Мальчик на памятнике выглядел слишком испуганным: мраморные глаза широко раскрыты, рука вытянута в немом вопросе к небесам. Лишайник пятнами расползался по щекам, словно слёзы. Сердце сжалось в груди, а легкие сдавило болью. Вадим стиснул челюсть до зубовного скрежета, после чего опустился на колени, не чувствуя острых камней. Скинул рюкзак. Из кармана куртки вынул тот самый блокнот, который Агата наверняка сочла бы записной книжкой писателя, и ножницы с витыми ручками. Красную нить, туго скрученную в клубок, он достал из бокового кармана рюкзака.
Тень от высокой церковной колокольни, стоявшей на окраине, ползла по кладбищу, пожирая последние лучи. Вадим разложил предметы на платке с вышитыми инициалами – С.В. – и прижал ладонь к холодному мрамору. Темнота расползлась меж могил за минуты. Ветер стих. Даже ворон замолчал. Воздух сгустился, будто всё кладбище накрыли стеклянным колпаком.
Вадим вздохнул.
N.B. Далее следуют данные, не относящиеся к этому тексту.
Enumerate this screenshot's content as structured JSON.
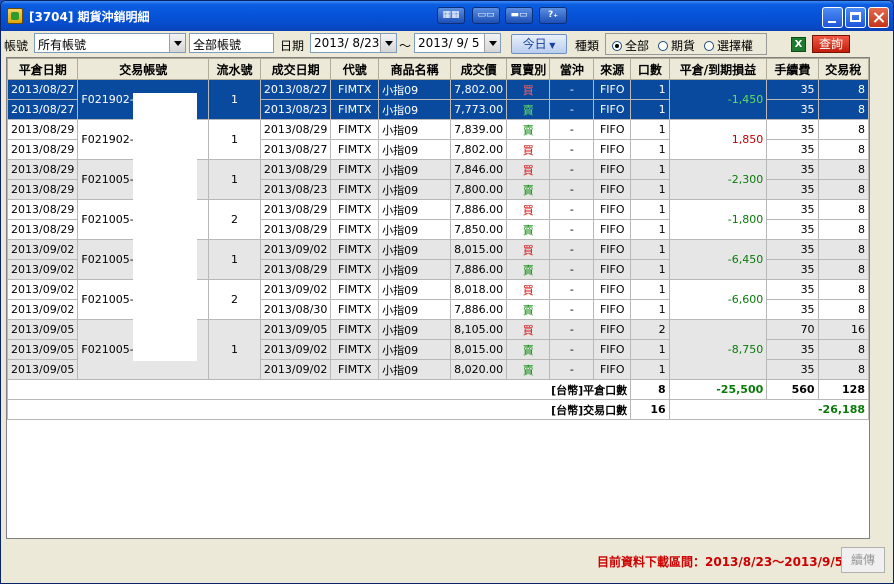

Засосало под ложечкой, его в момент настигли волнение и страх, от которых он так и не смог избавиться с тех пор, как…
Время начинать. Он отнял руку от изваяния и провел ножницами по отрезку красной нити – алый хвост упал на платок, свернувшись раненой гадюкой. Он открыл блокнот ровно посередине – так ритуал «любил» откликаться больше всего. Вложил ножницы, захлопнул блокнот, а после крестом перевязал их между собой.
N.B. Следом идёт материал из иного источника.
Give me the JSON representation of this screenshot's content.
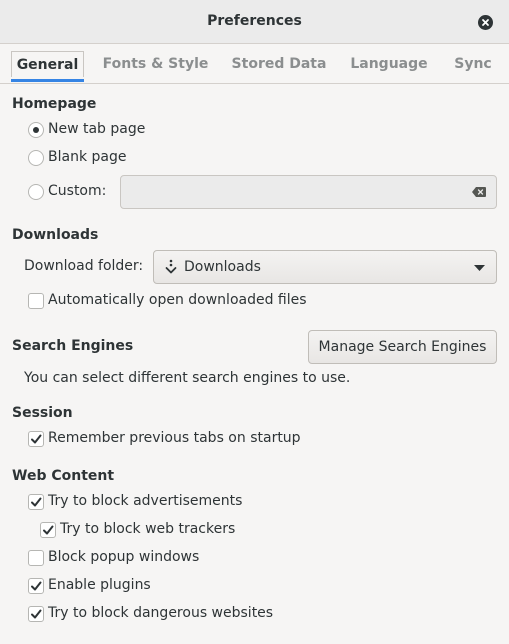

– Кровь крови моей, – шепот прилип к губам, как паутина. Вадим поставил блокнот вертикально на центр платка и придержал его под ушком ножниц с одной стороны в ожидании, что кто-то или что-то придержит его со второй. – Приди.
Где-то вдалеке тревожно завыла собака.
– Тот, кто судьбою был отнят... – голос сорвался.
Вадим глотнул воздух, пахнущий медью и влажным камнем, подавляя малодушное желание всё бросить. Титанических усилий стоило подавлять в руке ту же дрожь, что тронула голос и дыхание.
– Дух, приди на зéмли, кровные нашему роду. Внемли зову. Внемли... мне.
Книга качнулась. Вадим резко выдохнул, замирая, как если бы сам стал памятником. И тут же она качнулась вновь. Вадим почувствовал, как волосы на затылке приподнялись, будто к коже прикоснулся статический заряд.
Тогда он услышал. Сначала – тихий смех. Детский, звенящий, как бьющееся стекло. Потом – холодок на шее, будто чьи-то пальцы коснулись кожи. Вадим вскинулся и тут же увидел мелькнувшую из-за памятника тень. Она помчалась среди неровных могильных рядов, не издавая больше ни звука. Все волоски на теле вздыбились, сердце загрохотало где-то под кадыком.
Неужели… Ритуал действительно сработал?
– Дух Светлана, ты здесь?
Вместо ответа книга поднялась в воздух, будто кто-то поднял ножницы за ушко с той стороны.